Key Features & Benefits of Bonds

The array of bonds brings numerous features to benefit investors. Some of these are:

  • Flexible Maturity Period: There are short-term, mid-term, and long-term bonds available to serve different investment goals.
  • Stable Income: The periodic coupon payments form a regular income source.
  • Liquidity: Many bonds can be sold in the secondary market. The liquid nature can be helpful during a financial crisis or sudden capital requirement.
  • Safety of Investment: Government bonds have almost no default risk. Corporate bonds can carry a low risk, but bonds with high credit ratings can reduce that risk to a great extent.

Wrapping Up!

Bonds are suitable for investors with low-risk appetites. These investment tools can easily balance the risk factor of a high-risk portfolio, as well.

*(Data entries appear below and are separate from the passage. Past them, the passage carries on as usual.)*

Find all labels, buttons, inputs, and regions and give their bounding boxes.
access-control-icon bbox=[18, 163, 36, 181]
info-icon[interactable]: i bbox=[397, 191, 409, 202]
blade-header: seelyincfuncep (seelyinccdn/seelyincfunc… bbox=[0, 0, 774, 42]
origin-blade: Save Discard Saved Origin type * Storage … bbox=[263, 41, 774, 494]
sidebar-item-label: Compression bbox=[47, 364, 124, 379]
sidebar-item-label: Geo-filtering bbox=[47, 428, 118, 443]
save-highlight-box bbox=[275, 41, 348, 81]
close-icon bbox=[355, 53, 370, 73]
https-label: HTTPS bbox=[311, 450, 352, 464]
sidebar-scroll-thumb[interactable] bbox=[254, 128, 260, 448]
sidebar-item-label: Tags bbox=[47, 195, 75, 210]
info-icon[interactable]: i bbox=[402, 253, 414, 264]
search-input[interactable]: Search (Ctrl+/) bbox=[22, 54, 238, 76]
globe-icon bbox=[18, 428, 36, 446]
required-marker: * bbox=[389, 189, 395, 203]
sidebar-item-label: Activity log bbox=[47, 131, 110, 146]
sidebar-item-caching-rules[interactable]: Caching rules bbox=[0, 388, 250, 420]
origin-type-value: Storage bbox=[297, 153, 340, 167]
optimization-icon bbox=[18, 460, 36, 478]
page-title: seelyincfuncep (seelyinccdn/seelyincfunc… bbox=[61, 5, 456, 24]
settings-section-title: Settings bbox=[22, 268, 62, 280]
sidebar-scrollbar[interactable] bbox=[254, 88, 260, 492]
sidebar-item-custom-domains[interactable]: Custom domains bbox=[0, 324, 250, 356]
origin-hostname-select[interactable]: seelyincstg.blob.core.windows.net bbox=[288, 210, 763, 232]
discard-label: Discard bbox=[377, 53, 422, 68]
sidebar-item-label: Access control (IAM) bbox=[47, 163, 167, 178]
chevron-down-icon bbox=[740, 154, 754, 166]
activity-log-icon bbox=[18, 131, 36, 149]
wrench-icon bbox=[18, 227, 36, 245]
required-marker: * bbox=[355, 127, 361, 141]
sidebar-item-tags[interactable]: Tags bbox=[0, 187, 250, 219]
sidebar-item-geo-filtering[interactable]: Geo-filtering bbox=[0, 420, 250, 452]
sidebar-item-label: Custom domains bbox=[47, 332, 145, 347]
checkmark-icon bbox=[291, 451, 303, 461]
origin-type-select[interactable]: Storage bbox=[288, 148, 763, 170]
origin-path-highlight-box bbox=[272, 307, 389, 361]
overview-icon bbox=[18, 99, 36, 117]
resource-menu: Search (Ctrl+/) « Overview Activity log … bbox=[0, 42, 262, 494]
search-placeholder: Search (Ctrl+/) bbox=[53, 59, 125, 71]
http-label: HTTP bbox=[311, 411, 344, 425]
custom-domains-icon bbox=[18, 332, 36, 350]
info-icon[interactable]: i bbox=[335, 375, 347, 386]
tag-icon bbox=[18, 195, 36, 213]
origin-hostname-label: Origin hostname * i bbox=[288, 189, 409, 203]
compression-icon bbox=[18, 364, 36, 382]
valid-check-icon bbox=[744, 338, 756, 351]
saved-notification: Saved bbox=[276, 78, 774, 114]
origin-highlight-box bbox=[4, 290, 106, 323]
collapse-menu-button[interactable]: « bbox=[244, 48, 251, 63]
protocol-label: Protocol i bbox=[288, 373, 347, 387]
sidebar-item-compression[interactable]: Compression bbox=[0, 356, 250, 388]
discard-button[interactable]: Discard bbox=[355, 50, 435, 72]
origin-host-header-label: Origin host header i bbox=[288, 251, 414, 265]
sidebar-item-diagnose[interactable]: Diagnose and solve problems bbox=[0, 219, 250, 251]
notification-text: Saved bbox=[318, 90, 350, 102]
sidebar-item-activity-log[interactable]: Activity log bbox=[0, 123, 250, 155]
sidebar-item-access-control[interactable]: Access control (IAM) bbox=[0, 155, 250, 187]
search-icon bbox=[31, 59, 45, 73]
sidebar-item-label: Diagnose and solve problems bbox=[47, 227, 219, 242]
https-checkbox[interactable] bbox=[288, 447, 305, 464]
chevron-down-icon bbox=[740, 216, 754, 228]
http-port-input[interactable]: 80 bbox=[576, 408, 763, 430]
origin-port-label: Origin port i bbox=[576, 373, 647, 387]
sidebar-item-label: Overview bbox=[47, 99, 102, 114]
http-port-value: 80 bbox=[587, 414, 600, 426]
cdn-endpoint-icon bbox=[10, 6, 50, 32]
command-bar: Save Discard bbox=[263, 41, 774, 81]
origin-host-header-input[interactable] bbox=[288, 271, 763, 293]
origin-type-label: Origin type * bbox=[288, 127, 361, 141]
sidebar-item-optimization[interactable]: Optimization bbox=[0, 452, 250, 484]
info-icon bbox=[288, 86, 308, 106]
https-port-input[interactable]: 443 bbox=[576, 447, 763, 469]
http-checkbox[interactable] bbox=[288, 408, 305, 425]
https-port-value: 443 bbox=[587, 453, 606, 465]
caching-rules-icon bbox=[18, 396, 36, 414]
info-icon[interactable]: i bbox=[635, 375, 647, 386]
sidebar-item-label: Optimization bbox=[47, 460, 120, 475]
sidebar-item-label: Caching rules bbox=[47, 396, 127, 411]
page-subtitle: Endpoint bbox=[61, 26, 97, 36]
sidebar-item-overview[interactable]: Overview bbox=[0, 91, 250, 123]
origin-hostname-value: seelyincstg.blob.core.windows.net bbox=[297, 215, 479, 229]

Remember that although default risk is low, risks like interest rate risk and prepayment (called before maturity) risk remain. 

Learn more about bond investments and invest according to your investment goal with GoldenPi!

FAQs About What are Bonds?

1. What is a bond in simple terms?

In simple terms, the bond is the issuer taking a loan from the investors at a particular interest rate for a specified period.

2. Are bonds a good investment?

Bonds can be good investment options for those looking for comparatively safer investment options and those searching for a regular source of income. 

3. What is the face value of a bond?

Face value refers to the price the bond has been issued.